Cool new Whitburn book coming. Thousands of new chart items from Record World. Charts based only on sales and jukebox plays, no radio. http://www.recordresearch.com/pop/hit_r ... 4-1982.php
Expand your knowledge of pop music with Joel’s up and coming new book, Hit Records 1954-1982. Here you will find thousands of new artists and songs (not seen in any other Record Research book) that appeared on the Music Vendor and Record World pop singles charts.
The Music Vendor trade magazine began publication in 1947 and furnished charts based on surveys of record performances in juke boxes nationwide. On October 4, 1954, it introduced a weekly “Popular Programming Guide” chart which featured 80 titles, far surpassing the number of songs on other charts of the time. Reporting solely on jukebox plays and record sales, the chart was a clear indication of what was being played in the hamburger joints and purchased at record shops. As radio airplay was not a factor, there was a great deal of R&B on the Music Vendor chart; teens were buying original rock ‘n’ roll (Fats Domino vs. Pat Boone) long before it was embraced by radio. Evidence for this is clearly seen in Hit Records with the hundreds of rock ‘n’ roll songs that hit nationally but do not appear in any of our other books!
In 1964, two former Cash Box employees purchased Music Vendor and renamed it Record World. It remained one of the leading music trade magazines during the heyday of the vinyl record, until it ceased publication in 1982.
The main section of Hit Records is an artist-by-artist listing of every song that appeared on the Music Vendor/Record World pop charts. Listed for each title is its debut date, peak position, total weeks charted, B-side, record label & number, and a special star symbol indicating that the song does not appear with chart information in our Top Pop Singles book. Also included is a song title index and song and artist rankings.
Here’s what you’ll discover in Hit Records:
• Hundreds of new ‘oldies’ artists (never before seen in any of our books!)
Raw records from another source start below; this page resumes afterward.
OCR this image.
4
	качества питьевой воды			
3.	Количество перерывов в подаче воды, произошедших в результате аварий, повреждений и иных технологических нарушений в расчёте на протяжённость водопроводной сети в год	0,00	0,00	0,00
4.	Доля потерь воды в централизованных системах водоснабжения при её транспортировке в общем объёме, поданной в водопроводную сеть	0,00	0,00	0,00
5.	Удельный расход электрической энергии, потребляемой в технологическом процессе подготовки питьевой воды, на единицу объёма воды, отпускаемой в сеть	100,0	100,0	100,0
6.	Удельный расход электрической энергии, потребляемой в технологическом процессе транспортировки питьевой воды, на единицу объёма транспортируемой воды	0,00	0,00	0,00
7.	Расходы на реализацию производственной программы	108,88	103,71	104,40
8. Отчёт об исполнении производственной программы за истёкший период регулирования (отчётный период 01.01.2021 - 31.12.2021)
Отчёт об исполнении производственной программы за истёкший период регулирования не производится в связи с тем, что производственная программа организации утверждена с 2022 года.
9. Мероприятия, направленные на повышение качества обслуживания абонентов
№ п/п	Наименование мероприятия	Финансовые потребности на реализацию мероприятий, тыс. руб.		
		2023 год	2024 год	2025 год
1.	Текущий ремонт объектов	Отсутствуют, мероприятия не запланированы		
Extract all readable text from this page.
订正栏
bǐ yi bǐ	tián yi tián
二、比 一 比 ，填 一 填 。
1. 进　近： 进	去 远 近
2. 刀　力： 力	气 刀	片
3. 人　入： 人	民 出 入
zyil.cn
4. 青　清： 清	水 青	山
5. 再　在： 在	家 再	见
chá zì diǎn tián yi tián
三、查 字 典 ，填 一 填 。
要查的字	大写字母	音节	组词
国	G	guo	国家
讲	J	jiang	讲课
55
• 1000s of classic hits with chart data from The Clovers, Bo Diddley, Buddy Holly, Carl Perkins, George Thorogood, and on and on
• Major artists with many more charted hits
• The Beatles 24 #1 hits
• CCR’s 3 #1 hits
• Original R&B songs hitting the charts alongside their pop covers in the mid-‘50s
• Very early pop classics such as Frank Sinatra’s “Five Minutes More” and Guy Lombardo’s “Easter Parade” charting decades after their original popularity
This is a must-have reference for music history enthusiasts! But, remember our print run is limited.
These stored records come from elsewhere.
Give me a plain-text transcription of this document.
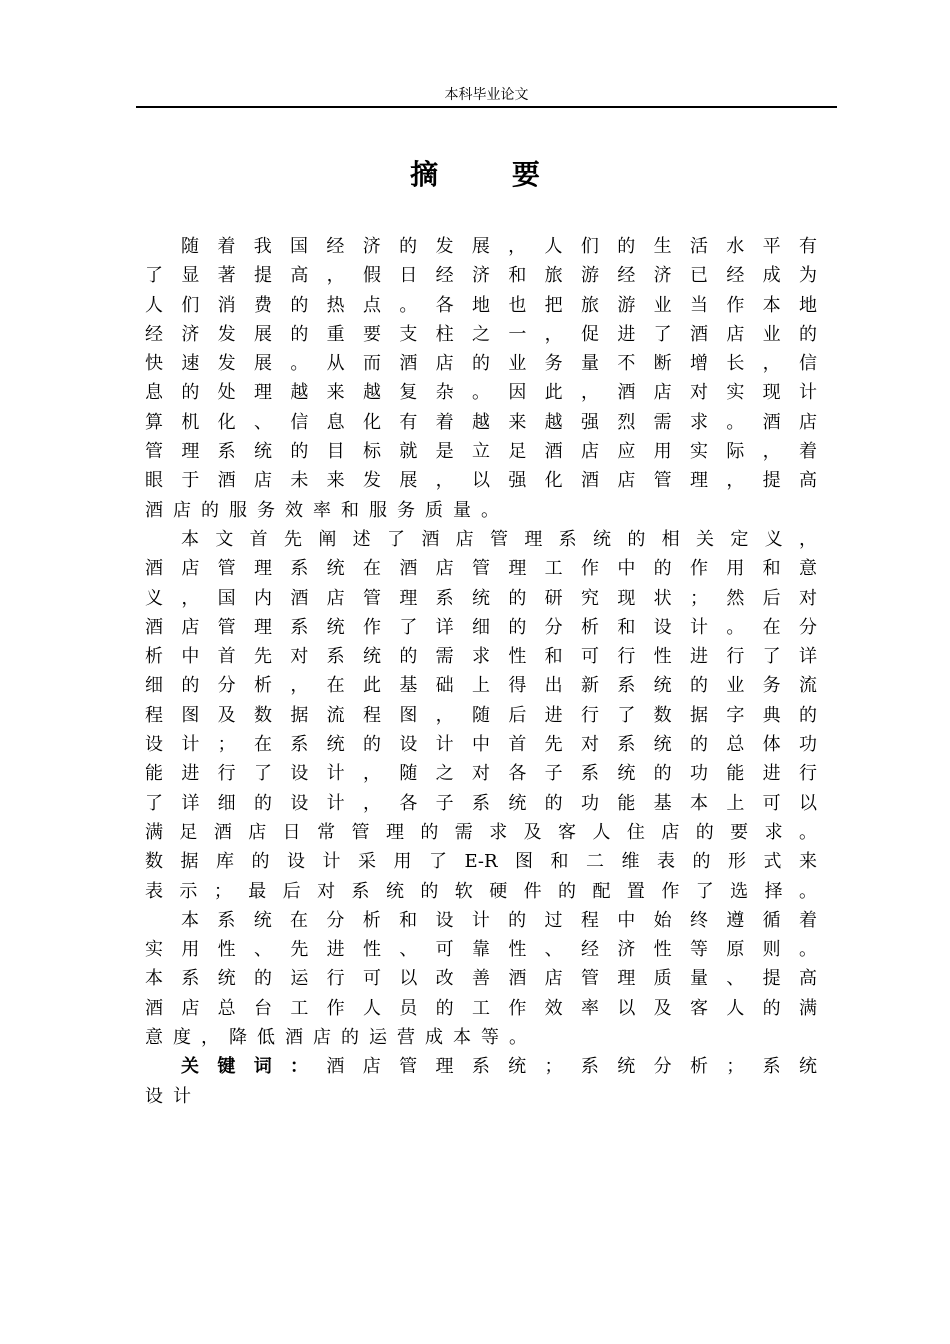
本科毕业论文
摘 要
随着我国经济的发展，人们的生活水平有
了显著提高，假日经济和旅游经济已经成为
人们消费的热点。各地也把旅游业当作本地
经济发展的重要支柱之一，促进了酒店业的
快速发展。从而酒店的业务量不断增长，信
息的处理越来越复杂。因此，酒店对实现计
算机化、信息化有着越来越强烈需求。酒店
管理系统的目标就是立足酒店应用实际，着
眼于酒店未来发展，以强化酒店管理，提高
酒店的服务效率和服务质量。
本文首先阐述了酒店管理系统的相关定义，
酒店管理系统在酒店管理工作中的作用和意
义，国内酒店管理系统的研究现状；然后对
酒店管理系统作了详细的分析和设计。在分
析中首先对系统的需求性和可行性进行了详
细的分析，在此基础上得出新系统的业务流
程图及数据流程图，随后进行了数据字典的
设计；在系统的设计中首先对系统的总体功
能进行了设计，随之对各子系统的功能进行
了详细的设计，各子系统的功能基本上可以
满足酒店日常管理的需求及客人住店的要求。
数据库的设计采用了E-R图和二维表的形式来
表示；最后对系统的软硬件的配置作了选择。
本系统在分析和设计的过程中始终遵循着
实用性、先进性、可靠性、经济性等原则。
本系统的运行可以改善酒店管理质量、提高
酒店总台工作人员的工作效率以及客人的满
意度，降低酒店的运营成本等。
关键词：酒店管理系统；系统分析；系统
设计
Among the more interesting chart feats in this book:
- Carl Perkins' "Blue Suede Shoes" hitting #1 and the non-Billboard-
charting "All Mama's Children" reaching #21.
- Bo Diddley's "Bo Diddley," which did not make the Billboard pop
chart, peaking at #29 here.
- Jack Scott's "Baby, She's Gone" - which also missed the Billboard
pop chart - making it into Music Vendor at #80.